As I went out on my walk today, I did not have to walk too far before being reminded of the storm that passed through last night. Our yard looked like a gardener had attempted to snip away at our live oak trees. The trimmings were all over our yard. In a couple of cases, the gardener let his shears go crazy. He tested the sharpness of his shears on some large branches of the pine trees. But, whatever chaos was in my yard, I needed to get my walk in before the humidity climbed.
As I continued along my path, the gardener must have been joined by an arborist. Their efforts on the trees were causing chainsaws to buzz and rakes to gather in the smaller trimmings. Before I reached the one-mile mark of my path, a landowner was trying to recover a branch that fell into the path across a fence. The older couple ahead of me stopped pushing the stroller that contained their lapdog to help. Mr. Lapdog was struggling to find leverage on the branch. Mrs. Lapdog was standing there waiting. As I was about to pass them, I offered to help. My offer was something like, “Not sure what the rules are about helping during a pandemic, but I would be glad to.” My AirPods may have prevented me from hearing their jubilation at my offer. Mrs. Lapdog rushed to her husband’s aid before I could risk introducing a few breaths of possibly asymptomatic germs in their general direction. Whether or not I heard the answer, being helpful during a pandemic was not as easy as before her arrival. (Is it fair to call the pandemic a “her”? Since hurricanes can now be male or female, it seems logical pandemics would follow the same rules.)
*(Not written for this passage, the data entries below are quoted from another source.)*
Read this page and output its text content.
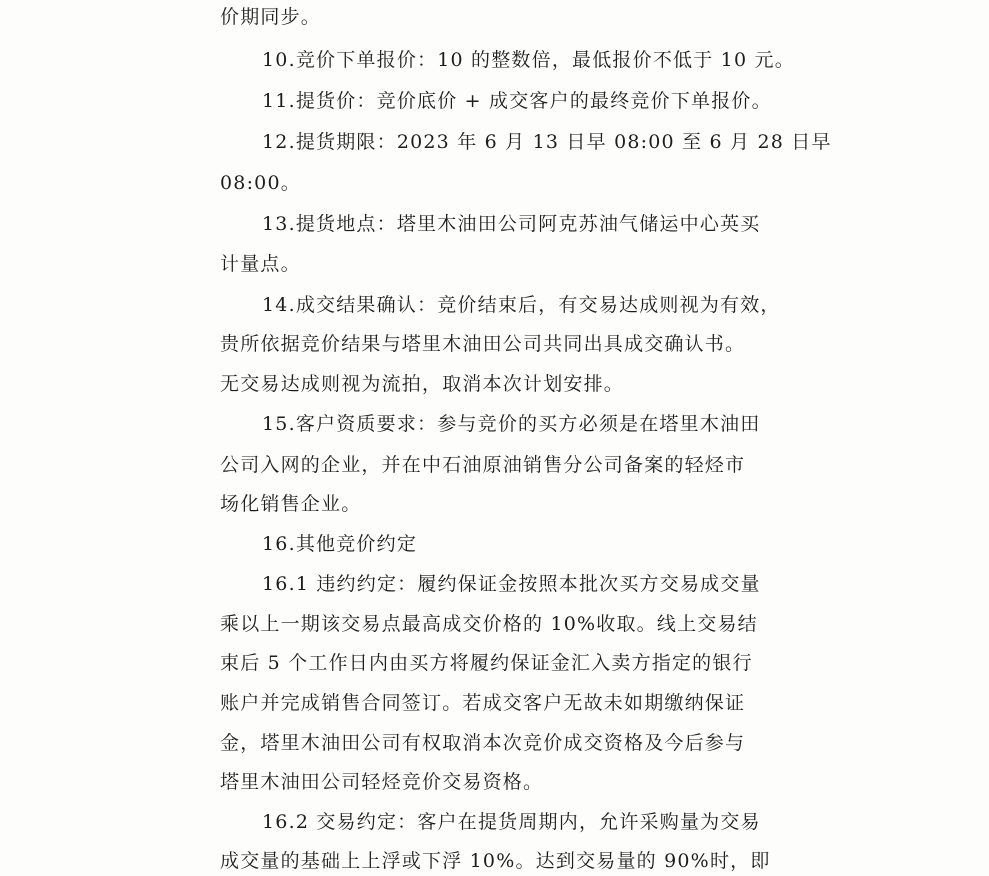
价期同步。
10.竞价下单报价：10 的整数倍，最低报价不低于 10 元。
11.提货价：竞价底价 + 成交客户的最终竞价下单报价。
12.提货期限：2023 年 6 月 13 日早 08:00 至 6 月 28 日早
08:00。
13.提货地点：塔里木油田公司阿克苏油气储运中心英买
计量点。
14.成交结果确认：竞价结束后，有交易达成则视为有效，
贵所依据竞价结果与塔里木油田公司共同出具成交确认书。
无交易达成则视为流拍，取消本次计划安排。
15.客户资质要求：参与竞价的买方必须是在塔里木油田
公司入网的企业，并在中石油原油销售分公司备案的轻烃市
场化销售企业。
16.其他竞价约定
16.1 违约约定：履约保证金按照本批次买方交易成交量
乘以上一期该交易点最高成交价格的 10%收取。线上交易结
束后 5 个工作日内由买方将履约保证金汇入卖方指定的银行
账户并完成销售合同签订。若成交客户无故未如期缴纳保证
金，塔里木油田公司有权取消本次竞价成交资格及今后参与
塔里木油田公司轻烃竞价交易资格。
16.2 交易约定：客户在提货周期内，允许采购量为交易
成交量的基础上上浮或下浮 10%。达到交易量的 90%时，即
Before arriving home, my value was reestablished when I talked to a gentleman who frequently is doing yard work when I pass by. He was busy working his rake when I paused on the other side of the road. We swapped a couple of, “I saw a bigger tree blown over then you did” stories.” After I appeared to win this debate, he was reminded of his rain gauge.
I said, “Based on the increase of water in my swimming pool, I would guess your gauge shows an inch or two.”
After picking up the gauge and checking, he said, “Just over one and a half inches. To be exact, it says one and six-tenths. Yeah, we got some rain.”
During a pandemic, it seems safest not to be in a situation where the pandemic should be a source of conversation. Pandemic help might just be trying to interact as much like “before” as possible. We are all trying to digest a normal that involves extended mask “laws”. Maybe the “help” people need is a conversation where they can see your lips move. They want to be acknowledged and not treated like they have super-cooties that can hop from bodies within a 10-foot radius. They want to see a smile that is not covered by a mask and only assumed to be present based on the twinkle in your eyes. Possible that is the kind of help people are seeking.